The question originally appeared in 2012 on Reddit. A user known as kepleronlyknows revealed a map of the world which would show the longest straight line course that a person could travel on Earth, an overseas path that was more than 19939.6 miles long. It ran from southern Pakistan to northeastern Russia.

There were people on the thread that tried to prove that the user was right or wrong, while a number of users discussed possible ways to travel on land in a straight line without hitting a large body of water. The line on a map, however, seems curvy rather than straight. So, kepleronlyknows also shared a video that explains the line using Google Earth.

After they saw the debate, computer scientists Rohan Chabukswar from the United Technologies Research Center in Ireland and Kushal Mukherjee at IBM Research India decided to test the claims. Furthermore, the claim from the Redditor kepleronlyknows was correct. They published their findings in an open-source pre-print server arXiv.org.

The researchers used data from the National Oceanic and Atmospheric Administration’s Global Relief Model of Earth’s surface. That system displays Earth’s surface showing the whole planet at a resolution of 1.1 miles.

Longest Straight Line
Image: Reddit

According to the Newsweek, one way to discover the longest straight line without hitting land is possible by checking every possible great circle, one of the imaginary circles that are present across the maximum distance around a sphere. However, at a resolution of 1.1 miles, there would be more than 230 billion great circles which would need to be looked at, which takes a lot of time to compute.

That encouraged Chabuskwar and Mukherjee to make an algorithm which is based on a method known as “branch and bound.” They used this method to find the path faster as they made optimizations in the search for solutions.

“The algorithm returned the longest path in about 10 minutes of computation for water path, and 45 minutes of computation for land path, on a standard laptop,” the researchers wrote in the study.

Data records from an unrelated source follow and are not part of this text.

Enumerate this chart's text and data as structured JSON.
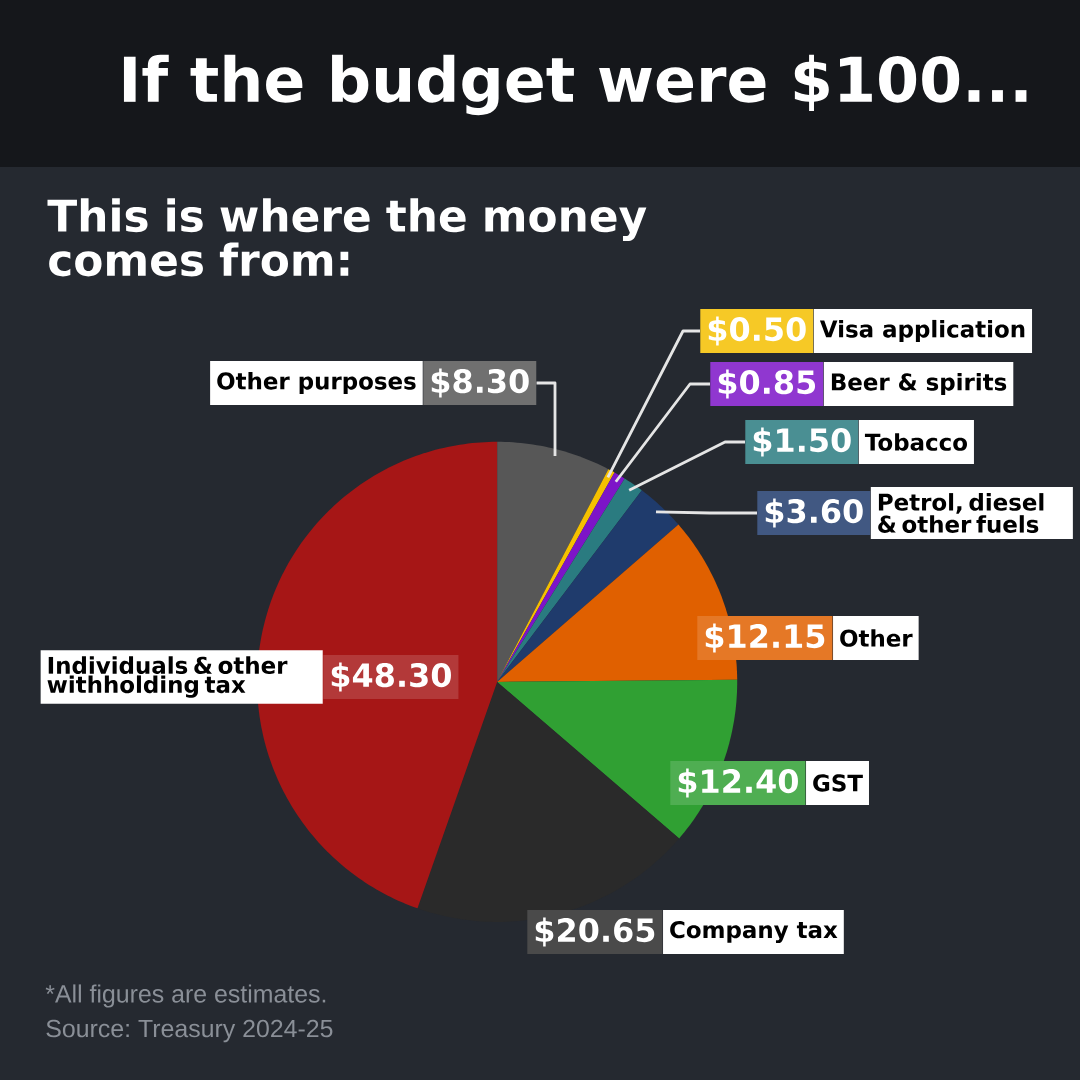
{
  "chart_data": {
    "type": "pie",
    "title": "If the budget were $100...",
    "subtitle": "This is where the money comes from:",
    "categories": [
      "Other purposes",
      "Visa application",
      "Beer & spirits",
      "Tobacco",
      "Petrol, diesel & other fuels",
      "Other",
      "GST",
      "Company tax",
      "Individuals & other withholding tax"
    ],
    "values": [
      8.3,
      0.5,
      0.85,
      1.5,
      3.6,
      12.15,
      12.4,
      20.65,
      48.3
    ],
    "colors": [
      "#575757",
      "#f5c000",
      "#7d14c8",
      "#2a7b80",
      "#1f3b6c",
      "#e06000",
      "#30a033",
      "#2a2a2a",
      "#a61616"
    ],
    "value_labels": [
      "$8.30",
      "$0.50",
      "$0.85",
      "$1.50",
      "$3.60",
      "$12.15",
      "$12.40",
      "$20.65",
      "$48.30"
    ],
    "annotations": [
      "*All figures are estimates.",
      "Source: Treasury 2024-25"
    ]
  }
}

Visually, the results of the two researchers were the same as the line made by kepleronlyknows. The path starts in Sonmiani, Balochistan, Pakistan, and then travels between Africa and Madagascar. It continues towards Antarctica and Tierra del Fuego in South America and finally ends in Karaginsky District, Kamachtka Krai, Russia.

The team didn’t stop there, but also calculated the longest straight line over land. Their path starts close to Jinjiang, Fujian in China and ends close to Sagres in Portugal after it travelled through Mongolia, Kazakhstan, Russia, Belarus, Ukraine, Poland, Czech Republic, Germany, Austria, Liechtenstein, Switzerland, France, and Spain. The line extends 6984.8 miles.

The team also wrote that the problem was seen from a mathematical point of view and they don’t recommend that someone sails or travels on the paths that they calculated.